Classic 1920'yi ilk denediğimde oldukça kadınsı buldum. Tatlı şeftali ve pudramsı baharatlar ön plandaydı. Fakat oldukça sevmiştim. Daha sonraki denelerimde ise garip bir şekilde yeşil kokan çiçeklere rastladım orta notalarda. Sanki lavanta ön plandaydı. Bu denemelerimde nasıl birbirinden bu kadar farklı iki karaktere bürünür bir parfüm anlayamadım. Burada sanırım parfümün ten seçen bir arkadaş olduğunu düşünebiliriz. Bir günü bir gününe uymuyor. Karşınıza ne çıkacağı belli değil. Açıkçası değerlendirmemi hangi koku üzerinden yapacağımı şaşırmış durumdayım.

Fakat sanırım doğru olanı tatlımsı pudralı meyveler, baharatlar, amber ve odunsu notalar. Ağırlık meyveler ile yumuşatılmış baharatlarda. Zaten parfümün en sevdiğim tarafı bu baharat kullanımı. Tam da bu noktada ilginç bir durumdan bahsedeyim. Bazı parfümler vardır. Müthiş bir auraya sahiptirler. Etraftaki herkesin başını döndüren, "bu koku nereden geliyor" dedirten kadın parfümleri vardır. Gucci'nin yada Dior'un gösterişli parfümleri gibi. Classic 1920'nin aynen böyle nefis bir aurası var. Canlı, pozitif, biraz pudramsı meyveler etkileyici ve çok lezzetli. Şık ve lüks. Parfümün beni en etkileyen tarafı burası. Özellikle soğuk havalarda daha bir güzelleşiyor kokusu.


Classic 1920, başlangıcında hayal kırıklığı yarattı. Ama sonrasında gayet güzel bir parfüme dönüştü tenimde. Özellikle sonlarına bayıldım. Fakat yine de herkesin sevebileceği gibi olmayabilir kokusu. Onun için almadan önce denemek isabetli olacaktır. Sıcak ve biraz köşeli kokusu çoğu kişinin ilgisini çekmeyebilir.

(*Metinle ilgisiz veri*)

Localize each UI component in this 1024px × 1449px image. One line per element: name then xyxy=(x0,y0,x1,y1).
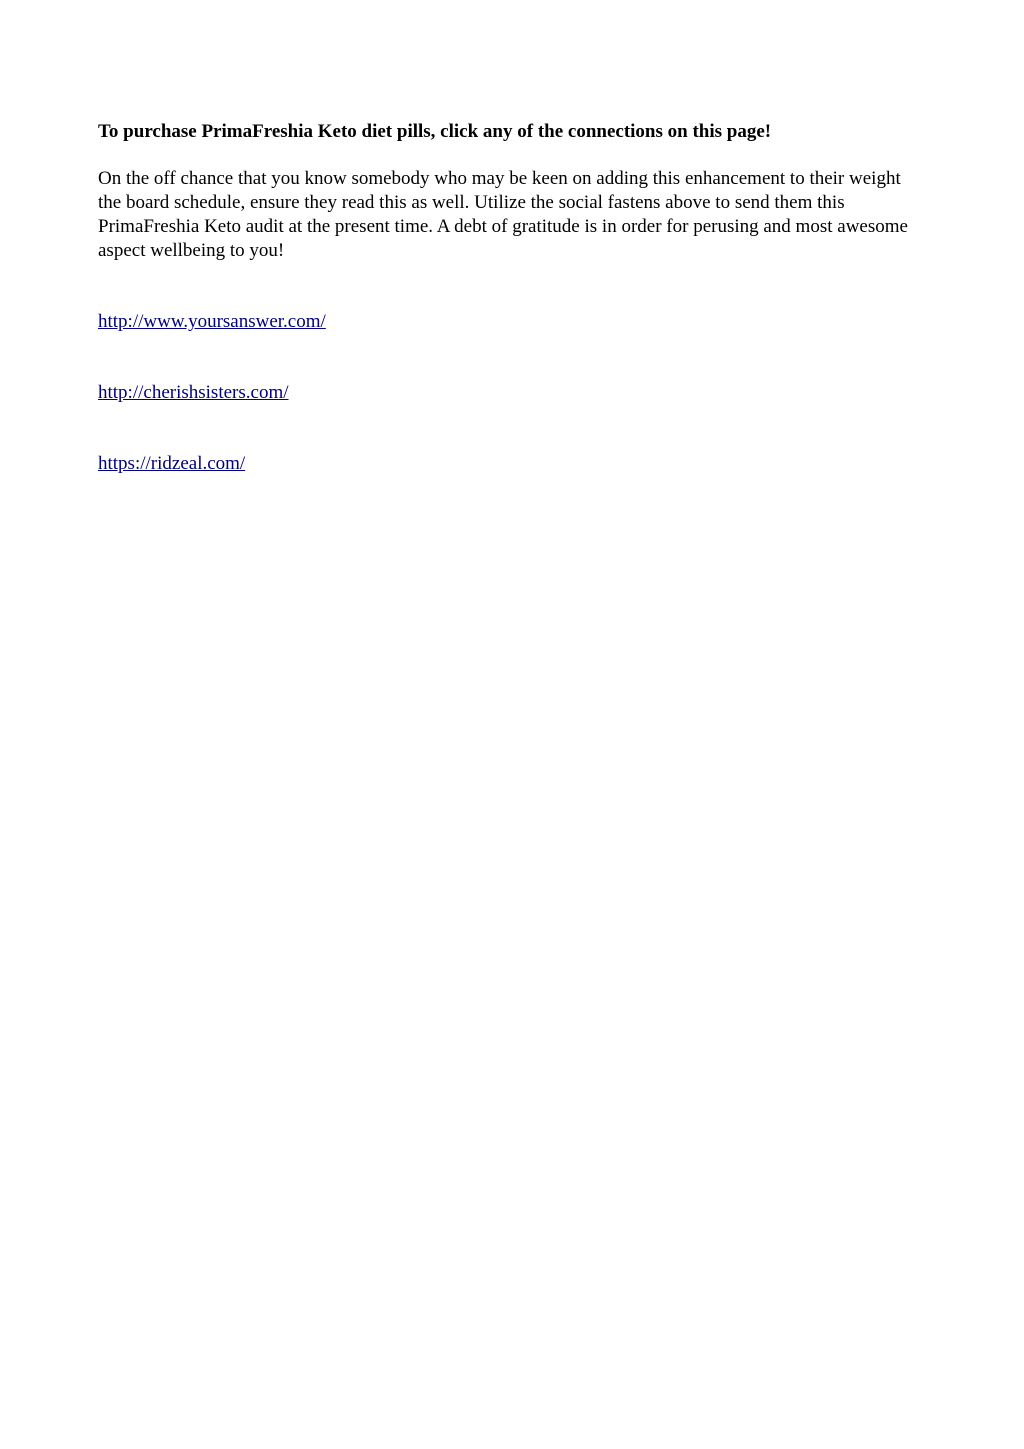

Parfümümüz uniseks olarak piyasaya sunulmuş muhtemelen. Bence zaman zaman kadınsı tarafı daha ağır basıyor. Ama erkek kullanımına da uyacaktır. EDT konsantrasyonuna sahip. Parfümün tasarımcısı ise markanın kurucusu Enzo Galardi. Sonbahar-kış mevsimi için daha iyi bir seçenek olacaktır.

Artıları:
+ Orta kısmındaki baharatlar gayet ilginç.
+ Sonları çok güzel.

Eksileri:
- Başlangıcını sevemedim.
- Zor bulunan bir marka. Fiyatları da oldukça yüksek.